Dr. Taylor is currently studying threshold shift, the degree to which hearing is muffled after exposure to loud noises for a prolonged period, by testing concert- goers who have listened to a live rock band for a half hour, an hour, and hour and a half and two hours.

Noise levels in rock and roll bars, Dr. Taylor found, can reach 125 db, the threshold of pain and roughly equivalent to the highest farm noise levels, particularly inside closed tractor cabs. Generally, 85 db is considered the limit of “safe” noise.

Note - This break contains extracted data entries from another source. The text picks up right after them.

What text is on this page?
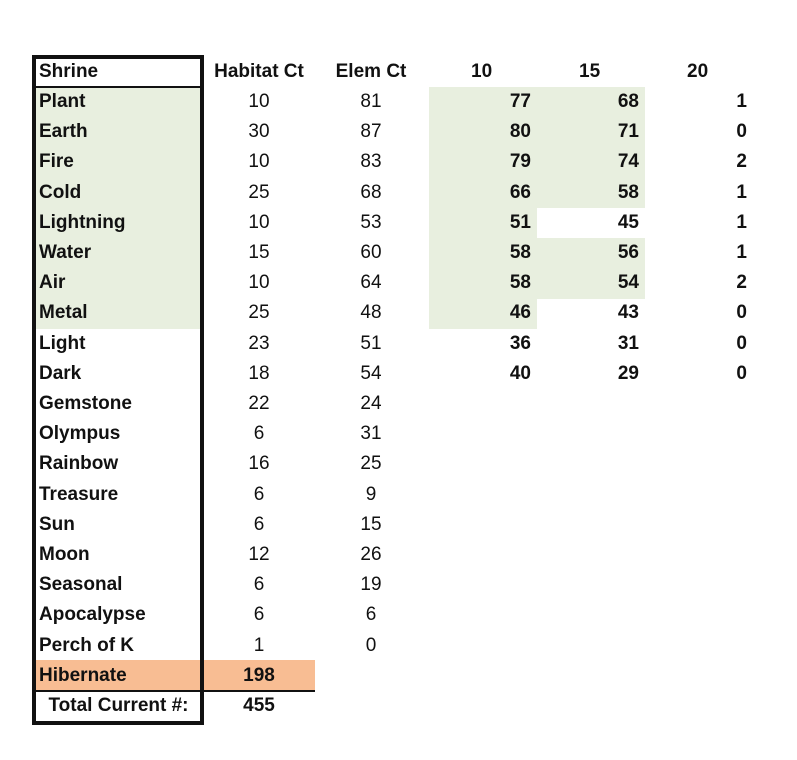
Shrine	Habitat Ct	Elem Ct	10	15	20
Plant	10	81	77	68	1
Earth	30	87	80	71	0
Fire	10	83	79	74	2
Cold	25	68	66	58	1
Lightning	10	53	51	45	1
Water	15	60	58	56	1
Air	10	64	58	54	2
Metal	25	48	46	43	0
Light	23	51	36	31	0
Dark	18	54	40	29	0
Gemstone	22	24
Olympus	6	31
Rainbow	16	25
Treasure	6	9
Sun	6	15
Moon	12	26
Seasonal	6	19
Apocalypse	6	6
Perch of K	1	0
Hibernate	198
Total Current #:	455
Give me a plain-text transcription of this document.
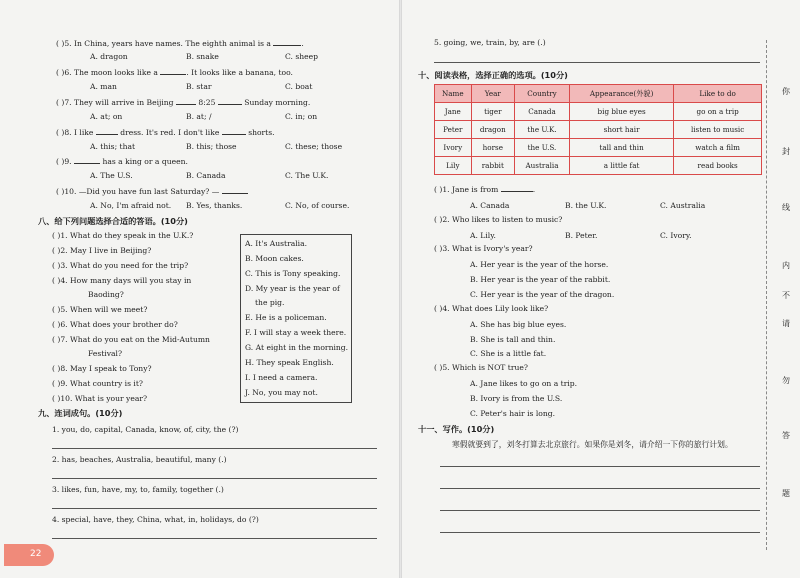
( )5. In China, years have names. The eighth animal is a	.
A. dragon	B. snake	C. sheep
( )6. The moon looks like a	. It looks like a banana, too.
A. man	B. star	C. boat
( )7. They will arrive in Beijing	8:25	Sunday morning.
A. at; on	B. at; /	C. in; on
( )8. I like	dress. It's red. I don't like	shorts.
A. this; that	B. this; those	C. these; those
( )9.	has a king or a queen.
A. The U.S.	B. Canada	C. The U.K.
( )10. —Did you have fun last Saturday? —
A. No, I'm afraid not. B. Yes, thanks.	C. No, of course.
八、给下列问题选择合适的答语。(10分)
( )1. What do they speak in the U.K.?
( )2. May I live in Beijing?
( )3. What do you need for the trip?
( )4. How many days will you stay in
Baoding?
( )5. When will we meet?
( )6. What does your brother do?
( )7. What do you eat on the Mid-Autumn
Festival?
( )8. May I speak to Tony?
( )9. What country is it?
( )10. What is your year?
A. It's Australia.
B. Moon cakes.
C. This is Tony speaking.
D. My year is the year of
the pig.
E. He is a policeman.
F. I will stay a week there.
G. At eight in the morning.
H. They speak English.
I. I need a camera.
J. No, you may not.
九、连词成句。(10分)
1. you, do, capital, Canada, know, of, city, the (?)
2. has, beaches, Australia, beautiful, many (.)
3. likes, fun, have, my, to, family, together (.)
4. special, have, they, China, what, in, holidays, do (?)
22
5. going, we, train, by, are (.)
十、阅读表格，选择正确的选项。(10分)
Name	Year	Country	Appearance(外貌)	Like to do
Jane	tiger	Canada	big blue eyes	go on a trip
Peter	dragon	the U.K.	short hair	listen to music
Ivory	horse	the U.S.	tall and thin	watch a film
Lily	rabbit	Australia	a little fat	read books
( )1. Jane is from	.
A. Canada	B. the U.K.	C. Australia
( )2. Who likes to listen to music?
A. Lily.	B. Peter.	C. Ivory.
( )3. What is Ivory's year?
A. Her year is the year of the horse.
B. Her year is the year of the rabbit.
C. Her year is the year of the dragon.
( )4. What does Lily look like?
A. She has big blue eyes.
B. She is tall and thin.
C. She is a little fat.
( )5. Which is NOT true?
A. Jane likes to go on a trip.
B. Ivory is from the U.S.
C. Peter's hair is long.
十一、写作。(10分)
寒假就要到了，刘冬打算去北京旅行。如果你是刘冬，请介绍一下你的旅行计划。
你
封
线
内
不
请
勿
答
题
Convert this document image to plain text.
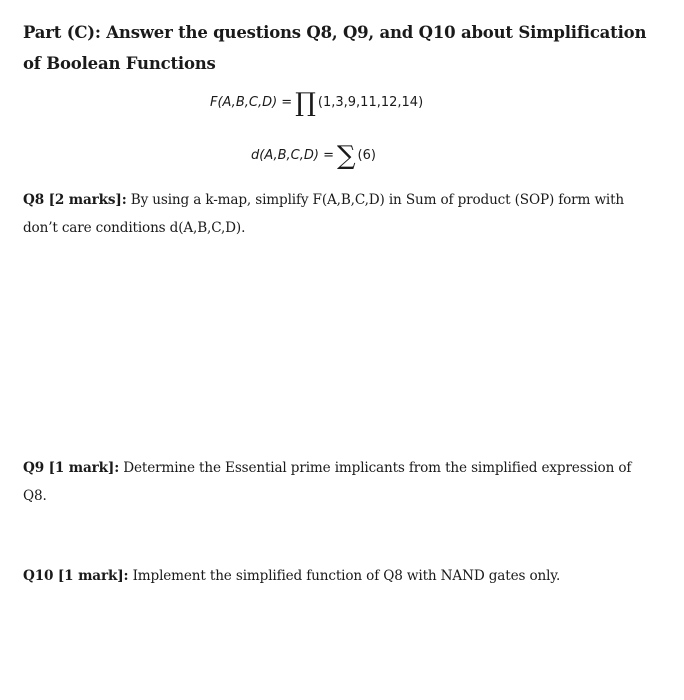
Part (C): Answer the questions Q8, Q9, and Q10 about Simplification of Boolean Functions
F(A,B,C,D) = ∏ (1,3,9,11,12,14)
d(A,B,C,D) = ∑ (6)
Q8 [2 marks]: By using a k-map, simplify F(A,B,C,D) in Sum of product (SOP) form with don’t care conditions d(A,B,C,D).
Q9 [1 mark]: Determine the Essential prime implicants from the simplified expression of Q8.
Q10 [1 mark]: Implement the simplified function of Q8 with NAND gates only.
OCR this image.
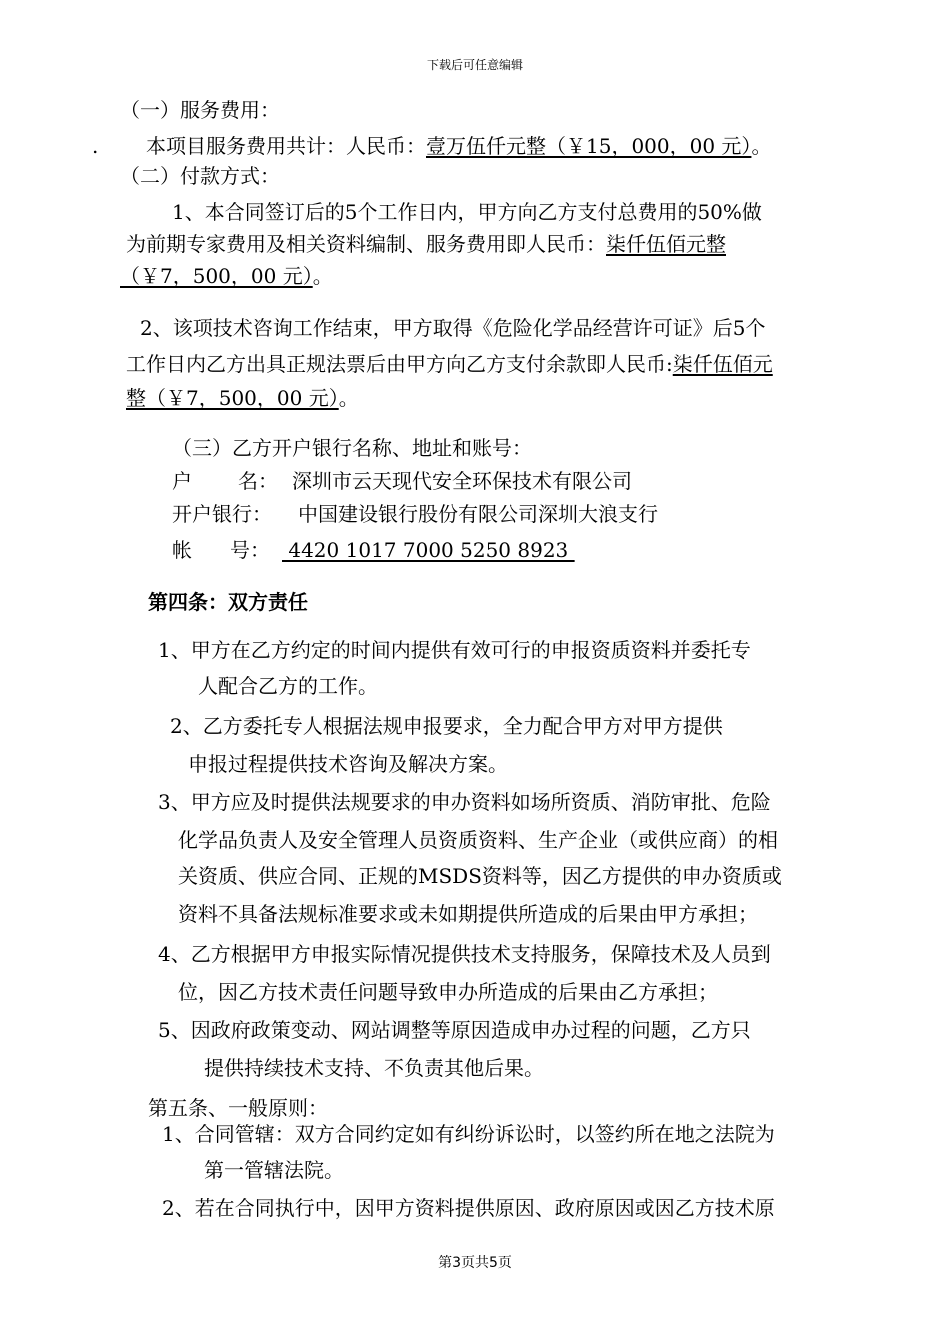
下载后可任意编辑
（一）服务费用：
. 本项目服务费用共计：人民币：壹万伍仟元整（￥15，000，00 元）。
（二）付款方式：
1、本合同签订后的5个工作日内，甲方向乙方支付总费用的50%做
为前期专家费用及相关资料编制、服务费用即人民币：柒仟伍佰元整
（￥7，500，00 元）。
2、该项技术咨询工作结束，甲方取得《危险化学品经营许可证》后5个
工作日内乙方出具正规法票后由甲方向乙方支付余款即人民币:柒仟伍佰元
整（￥7，500，00 元）。
（三）乙方开户银行名称、地址和账号：
户 名： 深圳市云天现代安全环保技术有限公司
开户银行： 中国建设银行股份有限公司深圳大浪支行
帐 号： 4420 1017 7000 5250 8923
第四条：双方责任
1、甲方在乙方约定的时间内提供有效可行的申报资质资料并委托专
人配合乙方的工作。
2、乙方委托专人根据法规申报要求，全力配合甲方对甲方提供
申报过程提供技术咨询及解决方案。
3、甲方应及时提供法规要求的申办资料如场所资质、消防审批、危险
化学品负责人及安全管理人员资质资料、生产企业（或供应商）的相
关资质、供应合同、正规的MSDS资料等，因乙方提供的申办资质或
资料不具备法规标准要求或未如期提供所造成的后果由甲方承担；
4、乙方根据甲方申报实际情况提供技术支持服务，保障技术及人员到
位，因乙方技术责任问题导致申办所造成的后果由乙方承担；
5、因政府政策变动、网站调整等原因造成申办过程的问题，乙方只
提供持续技术支持、不负责其他后果。
第五条、一般原则：
1、合同管辖：双方合同约定如有纠纷诉讼时，以签约所在地之法院为
第一管辖法院。
2、若在合同执行中，因甲方资料提供原因、政府原因或因乙方技术原
第3页共5页
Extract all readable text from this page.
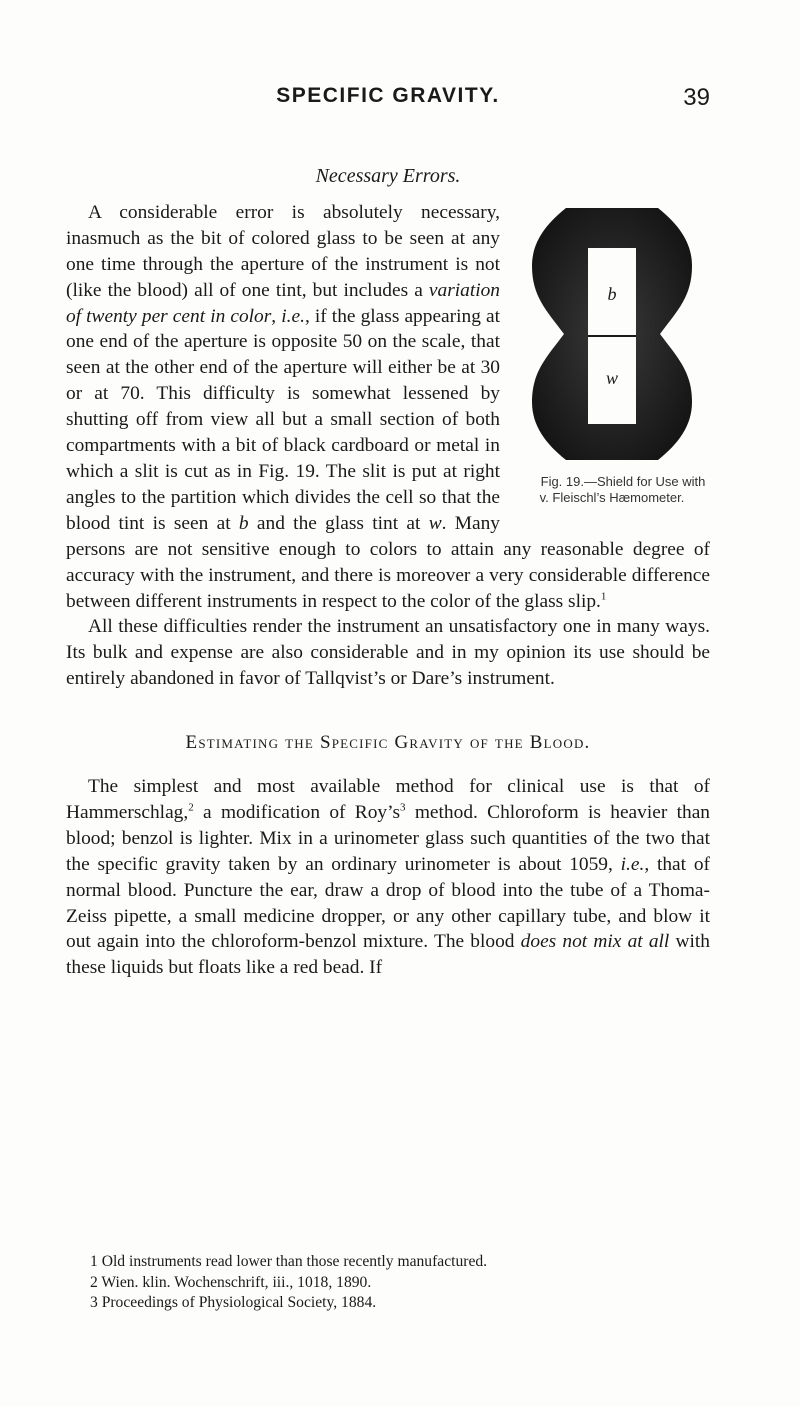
SPECIFIC GRAVITY.	39
Necessary Errors.

b
w
Fig. 19.—Shield for Use with v. Fleischl’s Hæmometer.
A considerable error is absolutely necessary, inasmuch as the bit of colored glass to be seen at any one time through the aperture of the instrument is not (like the blood) all of one tint, but includes a variation of twenty per cent in color, i.e., if the glass appearing at one end of the aperture is opposite 50 on the scale, that seen at the other end of the aperture will either be at 30 or at 70. This difficulty is somewhat lessened by shutting off from view all but a small section of both compartments with a bit of black cardboard or metal in which a slit is cut as in Fig. 19. The slit is put at right angles to the partition which divides the cell so that the blood tint is seen at b and the glass tint at w. Many persons are not sensitive enough to colors to attain any reasonable degree of accuracy with the instrument, and there is moreover a very considerable difference between different instruments in respect to the color of the glass slip.$^1$

All these difficulties render the instrument an unsatisfactory one in many ways. Its bulk and expense are also considerable and in my opinion its use should be entirely abandoned in favor of Tallqvist’s or Dare’s instrument.

Estimating the Specific Gravity of the Blood.

The simplest and most available method for clinical use is that of Hammerschlag,$^2$ a modification of $Roy’s^3$ method. Chloroform is heavier than blood; benzol is lighter. Mix in a urinometer glass such quantities of the two that the specific gravity taken by an ordinary urinometer is about 1059, i.e., that of normal blood. Puncture the ear, draw a drop of blood into the tube of a Thoma-Zeiss pipette, a small medicine dropper, or any other capillary tube, and blow it out again into the chloroform-benzol mixture. The blood does not mix at all with these liquids but floats like a red bead. If

1 Old instruments read lower than those recently manufactured.
2 Wien. klin. Wochenschrift, iii., 1018, 1890.
3 Proceedings of Physiological Society, 1884.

Like the farm results, the data was shocking with significant short-term hearing impairment and discernable long-term problems.

The rock and roll study is an intriguing one to Dr. Taylor. With her initial studies, the research can go any direction she wants, including testing the effects of alcohol on temporary threshold shifts and on permanent hearing loss.

Dr. Taylor’s research into agricultural threats that are hazardous to hearing is currently under review for publication in a professional journal.

More than one hundred students have participated in Dr. Taylor’s research program over the past ten years. These students have hands-on exposure administering hearing tests, evaluating the collected data and presenting the results. It is an opportunity for them to help Dr. Taylor spread the word that even seemingly bucolic scenes can mask a silent enemy.”